Times of revolution and change. Times of urgencies and emergencies. Pope Paulo VI says at the opening of the Second Latin American Episcopal conference, held in Medellin in 1968: “We cannot stand in solidarity with systems and structures which cover and favour grave and oppressive inequalities between the classes and the citizens of the same country”. Paulo Freire in 1970: “Now nobody educates anybody, just as nobody educates themselves: people educate each other together, influenced by the world”.
The Ministry of Education at a World Congress in 1971: “Peru is at one of the most important and decisive moments in its history [...] we are committed to a liberating education and to the mission to create a new society”. Agrarian reform, industrial nationalisation, social mobilisation, the need to know the laws and the roots of such.
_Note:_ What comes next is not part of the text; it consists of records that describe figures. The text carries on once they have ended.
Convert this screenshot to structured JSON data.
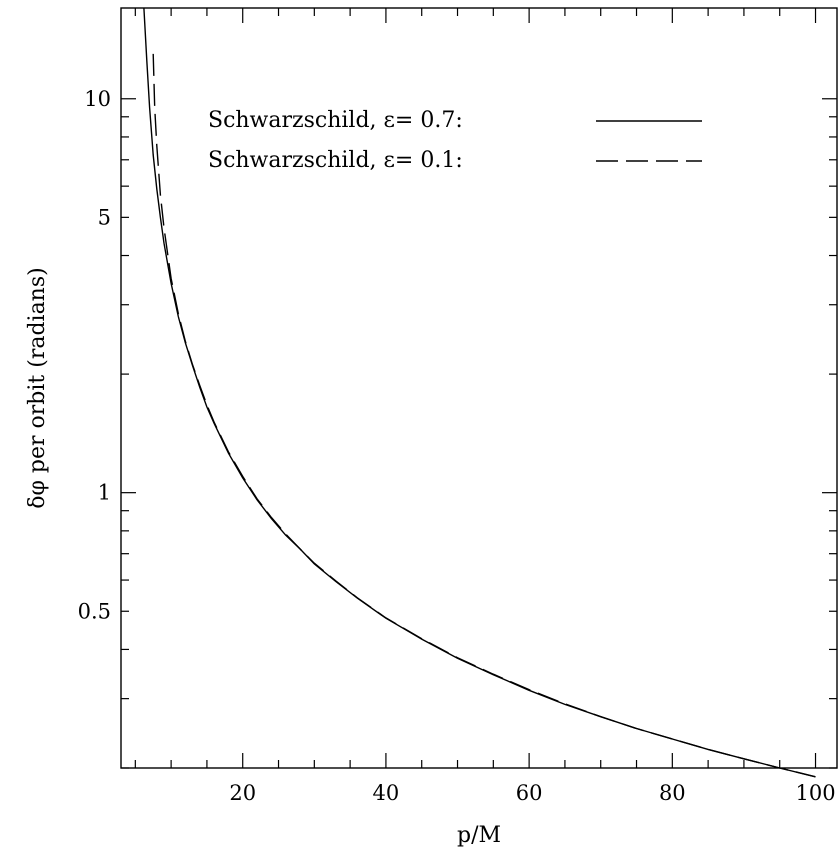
{
  "chart_data": {
    "type": "line",
    "xlabel": "p/M",
    "ylabel": "δφ per orbit (radians)",
    "xscale": "linear",
    "yscale": "log",
    "xlim": [
      3,
      103
    ],
    "ylim": [
      0.2,
      17
    ],
    "x_major_ticks": [
      20,
      40,
      60,
      80,
      100
    ],
    "x_tick_labels": [
      "20",
      "40",
      "60",
      "80",
      "100"
    ],
    "y_labeled_ticks": [
      0.5,
      1,
      5,
      10
    ],
    "y_tick_labels": [
      "0.5",
      "1",
      "5",
      "10"
    ],
    "grid": false,
    "legend_position": "top-right",
    "series": [
      {
        "name": "Schwarzschild, ε= 0.7:",
        "style": "solid",
        "x": [
          6.2,
          6.6,
          7,
          7.5,
          8,
          8.5,
          9,
          10,
          11,
          12,
          13,
          14,
          15,
          16,
          18,
          20,
          22,
          24,
          26,
          28,
          30,
          33,
          36,
          40,
          45,
          50,
          55,
          60,
          65,
          70,
          75,
          80,
          85,
          90,
          95,
          100
        ],
        "y": [
          17,
          12.5,
          9.5,
          7.2,
          5.9,
          5.0,
          4.3,
          3.4,
          2.8,
          2.4,
          2.1,
          1.85,
          1.65,
          1.5,
          1.26,
          1.09,
          0.96,
          0.86,
          0.78,
          0.72,
          0.66,
          0.595,
          0.54,
          0.48,
          0.425,
          0.38,
          0.345,
          0.315,
          0.29,
          0.27,
          0.252,
          0.237,
          0.223,
          0.211,
          0.2,
          0.19
        ]
      },
      {
        "name": "Schwarzschild, ε= 0.1:",
        "style": "dashed",
        "x": [
          7.5,
          7.7,
          8,
          8.5,
          9,
          10,
          11,
          12,
          13,
          14,
          15,
          16,
          18,
          20,
          22,
          24,
          26,
          28,
          30,
          33,
          36,
          40,
          45,
          50,
          55,
          60,
          65,
          70,
          75,
          80,
          85,
          90,
          95,
          100
        ],
        "y": [
          13,
          9.5,
          7.6,
          5.7,
          4.7,
          3.5,
          2.85,
          2.42,
          2.11,
          1.87,
          1.67,
          1.51,
          1.27,
          1.1,
          0.965,
          0.865,
          0.785,
          0.72,
          0.662,
          0.597,
          0.541,
          0.481,
          0.426,
          0.381,
          0.346,
          0.316,
          0.291,
          0.27,
          0.252,
          0.237,
          0.223,
          0.211,
          0.2,
          0.19
        ]
      }
    ]
  }
}
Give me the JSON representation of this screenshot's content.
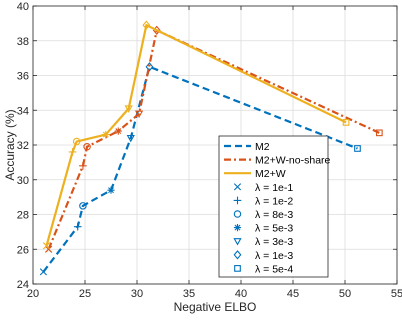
{
  "chart_data": {
    "type": "line",
    "title": "",
    "xlabel": "Negative ELBO",
    "ylabel": "Accuracy (%)",
    "xlim": [
      20,
      55
    ],
    "ylim": [
      24,
      40
    ],
    "x_ticks": [
      20,
      25,
      30,
      35,
      40,
      45,
      50,
      55
    ],
    "y_ticks": [
      24,
      26,
      28,
      30,
      32,
      34,
      36,
      38,
      40
    ],
    "grid": true,
    "legend_position": "lower-right",
    "series": [
      {
        "name": "M2",
        "color": "#0072BD",
        "line_style": "dashed",
        "points": [
          {
            "x": 21.0,
            "y": 24.7,
            "marker": "x"
          },
          {
            "x": 24.3,
            "y": 27.3,
            "marker": "+"
          },
          {
            "x": 24.8,
            "y": 28.5,
            "marker": "o"
          },
          {
            "x": 27.5,
            "y": 29.4,
            "marker": "*"
          },
          {
            "x": 29.4,
            "y": 32.4,
            "marker": "v"
          },
          {
            "x": 31.2,
            "y": 36.5,
            "marker": "d"
          },
          {
            "x": 51.2,
            "y": 31.8,
            "marker": "s"
          }
        ]
      },
      {
        "name": "M2+W-no-share",
        "color": "#D95319",
        "line_style": "dashdot",
        "points": [
          {
            "x": 21.5,
            "y": 26.0,
            "marker": "x"
          },
          {
            "x": 24.8,
            "y": 30.8,
            "marker": "+"
          },
          {
            "x": 25.2,
            "y": 31.9,
            "marker": "o"
          },
          {
            "x": 28.2,
            "y": 32.8,
            "marker": "*"
          },
          {
            "x": 30.2,
            "y": 33.8,
            "marker": "v"
          },
          {
            "x": 31.9,
            "y": 38.6,
            "marker": "d"
          },
          {
            "x": 53.3,
            "y": 32.7,
            "marker": "s"
          }
        ]
      },
      {
        "name": "M2+W",
        "color": "#EDB120",
        "line_style": "solid",
        "points": [
          {
            "x": 21.3,
            "y": 26.2,
            "marker": "x"
          },
          {
            "x": 23.8,
            "y": 31.6,
            "marker": "+"
          },
          {
            "x": 24.2,
            "y": 32.2,
            "marker": "o"
          },
          {
            "x": 27.0,
            "y": 32.6,
            "marker": "*"
          },
          {
            "x": 29.2,
            "y": 34.1,
            "marker": "v"
          },
          {
            "x": 30.9,
            "y": 38.9,
            "marker": "d"
          },
          {
            "x": 50.1,
            "y": 33.3,
            "marker": "s"
          }
        ]
      }
    ],
    "marker_legend": [
      {
        "label": "λ = 1e-1",
        "marker": "x"
      },
      {
        "label": "λ = 1e-2",
        "marker": "+"
      },
      {
        "label": "λ = 8e-3",
        "marker": "o"
      },
      {
        "label": "λ = 5e-3",
        "marker": "*"
      },
      {
        "label": "λ = 3e-3",
        "marker": "v"
      },
      {
        "label": "λ = 1e-3",
        "marker": "d"
      },
      {
        "label": "λ = 5e-4",
        "marker": "s"
      }
    ],
    "marker_legend_color": "#0072BD"
  }
}
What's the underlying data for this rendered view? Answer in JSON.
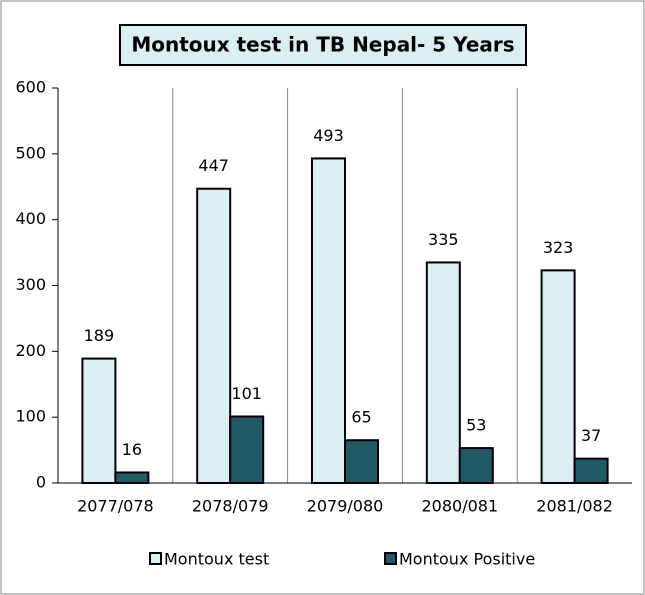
{
  "chart_data": {
    "type": "bar",
    "title": "Montoux test in TB Nepal- 5 Years",
    "categories": [
      "2077/078",
      "2078/079",
      "2079/080",
      "2080/081",
      "2081/082"
    ],
    "series": [
      {
        "name": "Montoux test",
        "color": "#dbeef4",
        "values": [
          189,
          447,
          493,
          335,
          323
        ]
      },
      {
        "name": "Montoux Positive",
        "color": "#215967",
        "values": [
          16,
          101,
          65,
          53,
          37
        ]
      }
    ],
    "ylim": [
      0,
      600
    ],
    "yticks": [
      0,
      100,
      200,
      300,
      400,
      500,
      600
    ],
    "grid": "vertical",
    "legend": "bottom"
  }
}
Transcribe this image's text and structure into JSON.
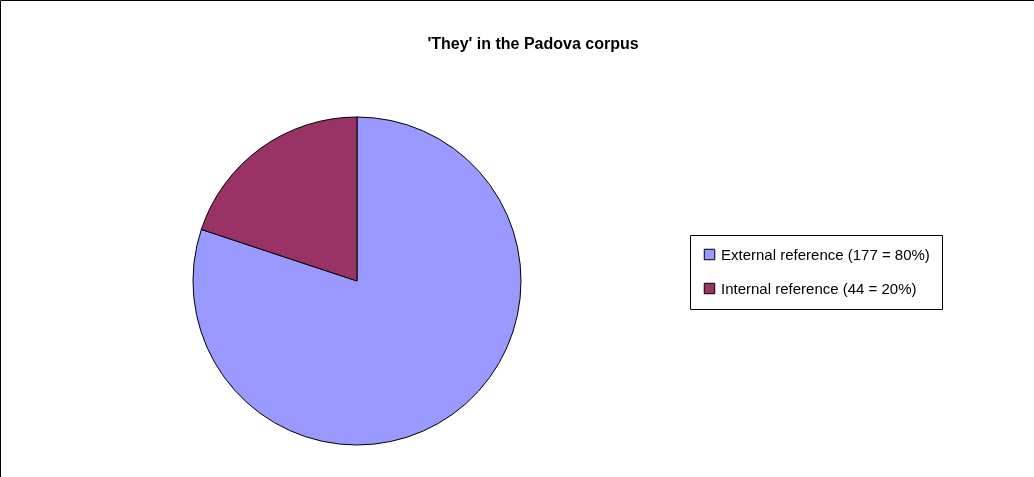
{
  "chart_data": {
    "type": "pie",
    "title": "'They' in the Padova corpus",
    "categories": [
      "External reference (177 = 80%)",
      "Internal reference (44 = 20%)"
    ],
    "values": [
      177,
      44
    ],
    "colors": [
      "#9999ff",
      "#993366"
    ],
    "legend": "right"
  }
}
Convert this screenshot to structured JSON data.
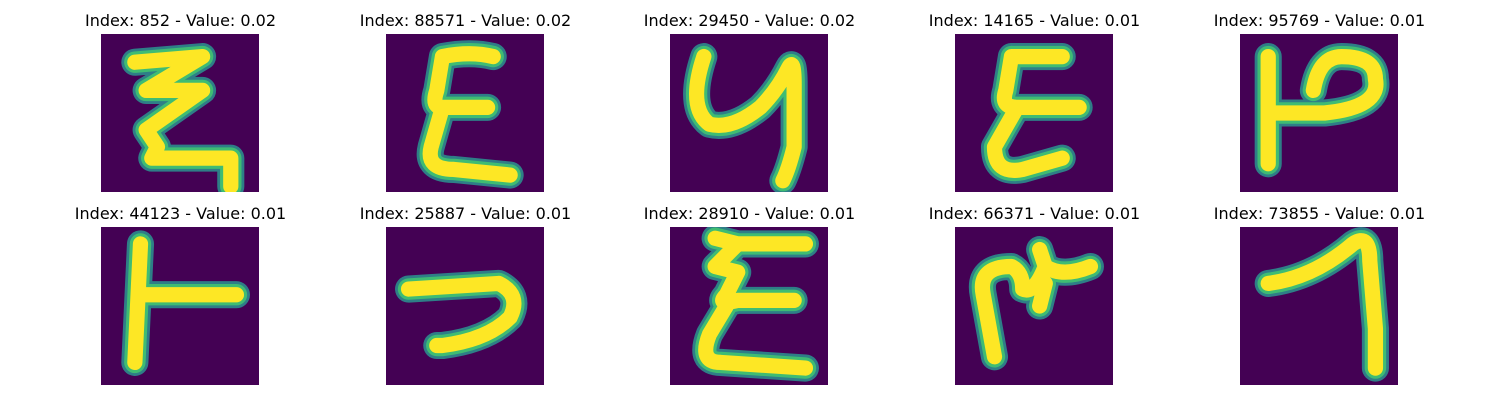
{
  "colors": {
    "background": "#440154",
    "outer_edge": "#2c8c8d",
    "mid_edge": "#3fbc73",
    "stroke_core": "#fde725"
  },
  "panels": [
    {
      "index": "852",
      "value": "0.02",
      "title": "Index: 852 - Value: 0.02"
    },
    {
      "index": "88571",
      "value": "0.02",
      "title": "Index: 88571 - Value: 0.02"
    },
    {
      "index": "29450",
      "value": "0.02",
      "title": "Index: 29450 - Value: 0.02"
    },
    {
      "index": "14165",
      "value": "0.01",
      "title": "Index: 14165 - Value: 0.01"
    },
    {
      "index": "95769",
      "value": "0.01",
      "title": "Index: 95769 - Value: 0.01"
    },
    {
      "index": "44123",
      "value": "0.01",
      "title": "Index: 44123 - Value: 0.01"
    },
    {
      "index": "25887",
      "value": "0.01",
      "title": "Index: 25887 - Value: 0.01"
    },
    {
      "index": "28910",
      "value": "0.01",
      "title": "Index: 28910 - Value: 0.01"
    },
    {
      "index": "66371",
      "value": "0.01",
      "title": "Index: 66371 - Value: 0.01"
    },
    {
      "index": "73855",
      "value": "0.01",
      "title": "Index: 73855 - Value: 0.01"
    }
  ]
}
John Metcalf, English Priest nationalised as a Peruvian, accompanies the countrymen of Cajamarca in their thirst for knowledge and the means to continue learning. Leaflets, magazines and newspaper cuttings, novels are passed from one to another and the eagerness fuels itself: beneath each hat the arrogance always resident in the written word is steadily defeated. A spade can be used to plough furrows or dig graves; the book, source of foreign aggression, emerges as another well from which to drink. Like this bulls were tamed, wheat was domesticated, the harp was recreated and horses broken in. The communities struck down by the book nurture those pages to continue strengthening themselves.